The easiest sort of belt to document is one with metal fittings and hardware – they are less likely to break down in the soil after burial (Larsson, 2008), and treasure hunters are more likely to find, and report, a metal artifact over textile remains (e.g. Portable Antiquities Scheme, 2007, 2010). Not all buckles found in female graves were included, however, as in many cases it appears they were associated with horse tack (Pétursdóttir, 2007) or jewellery (Bratt, 2001a,b), and are therefore not indicative of a belt. The vast majority of finds occur outside of the Scandinavian peninsula, in areas of Norse settlement.

Map showing areas of Norse settlement in the 9th and 10th centuries

Caption: Map showing areas of Norse settlement in the 9th and 10th centuries. Solid black areas are Danish settlements, while stripes indicate Norwegian colonies. Dots represent location of belt hardware finds, after Montgomery et al. (2003) and Wikimedia (2006).

This small collection of female graves with belt fittings, can be divided in to three categories of evidence:

  • Graves containing paired tortoise brooches, and belt hardware at the waist.
  • Graves without paired brooches, but with belt hardware at the waist.
  • Graves containing paired tortoise brooches, and belt hardware within the grave, or found nearby.

While the first category of evidence would, naturally, be the best sort, its rarity forces us to consider all of the available evidence.

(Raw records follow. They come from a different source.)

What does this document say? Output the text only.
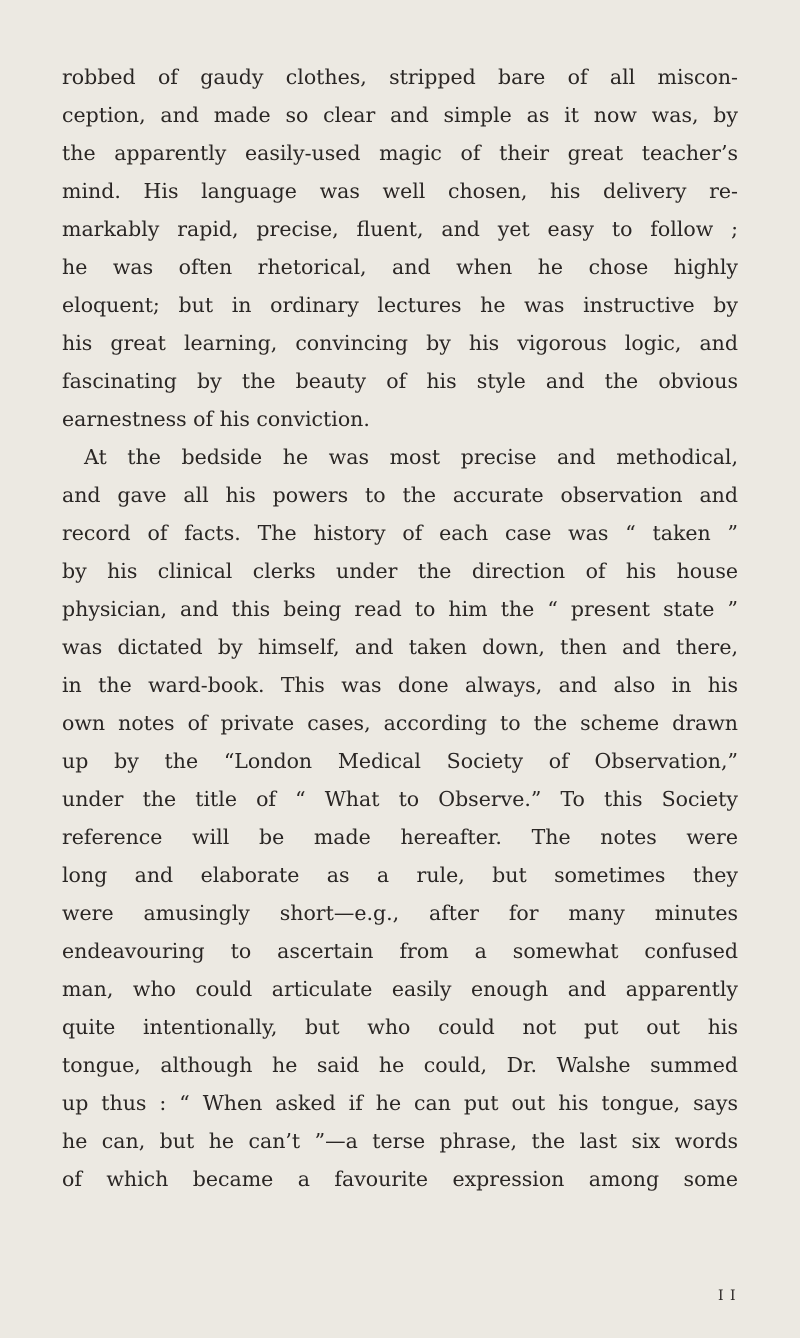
robbed of gaudy clothes, stripped bare of all miscon-
ception, and made so clear and simple as it now was, by
the apparently easily-used magic of their great teacher’s
mind. His language was well chosen, his delivery re-
markably rapid, precise, fluent, and yet easy to follow ;
he was often rhetorical, and when he chose highly
eloquent; but in ordinary lectures he was instructive by
his great learning, convincing by his vigorous logic, and
fascinating by the beauty of his style and the obvious
earnestness of his conviction.
At the bedside he was most precise and methodical,
and gave all his powers to the accurate observation and
record of facts. The history of each case was “ taken ”
by his clinical clerks under the direction of his house
physician, and this being read to him the “ present state ”
was dictated by himself, and taken down, then and there,
in the ward-book. This was done always, and also in his
own notes of private cases, according to the scheme drawn
up by the “London Medical Society of Observation,”
under the title of “ What to Observe.” To this Society
reference will be made hereafter. The notes were
long and elaborate as a rule, but sometimes they
were amusingly short—e.g., after for many minutes
endeavouring to ascertain from a somewhat confused
man, who could articulate easily enough and apparently
quite intentionally, but who could not put out his
tongue, although he said he could, Dr. Walshe summed
up thus : “ When asked if he can put out his tongue, says
he can, but he can’t ”—a terse phrase, the last six words
of which became a favourite expression among some
I I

Cnip headland on the Isle of Lewis is unique in this corpus, as it is the only interment with a detailed archaeological report describing the position of objects within the grave, as well as tortoise brooches. A 10th century female skeleton, was discovered with tortoise brooches, and a bronze buckle and strap end set, both found resting on her lower ribs (Welander et al., 1987; Gordon, 1990). It appears that leather fragments remained between the bronze sheet-metal plates, indicating that she was buried wearing a short belt (Welander et al., 1987). Interestingly, a strap-end in the same style, also with leather remains, has also been discovered in Kroppur, Eyjafjarðarsýsla, Iceland although that burial was without oval brooches (Hayeur-Smith, 2003ab). It is likely that both women from Cnip and Kroppur were of a mixed Norwegian/British Isles background (Hayeur-Smith, 2003b), or had another strong connection to the islands. An analysis of the tooth enamel of the Cnip woman showed that she was native to the British Isles, although she may have been of Norwegian descent, and it is probable her oval brooches were heirlooms (Montgomery et al., 2003).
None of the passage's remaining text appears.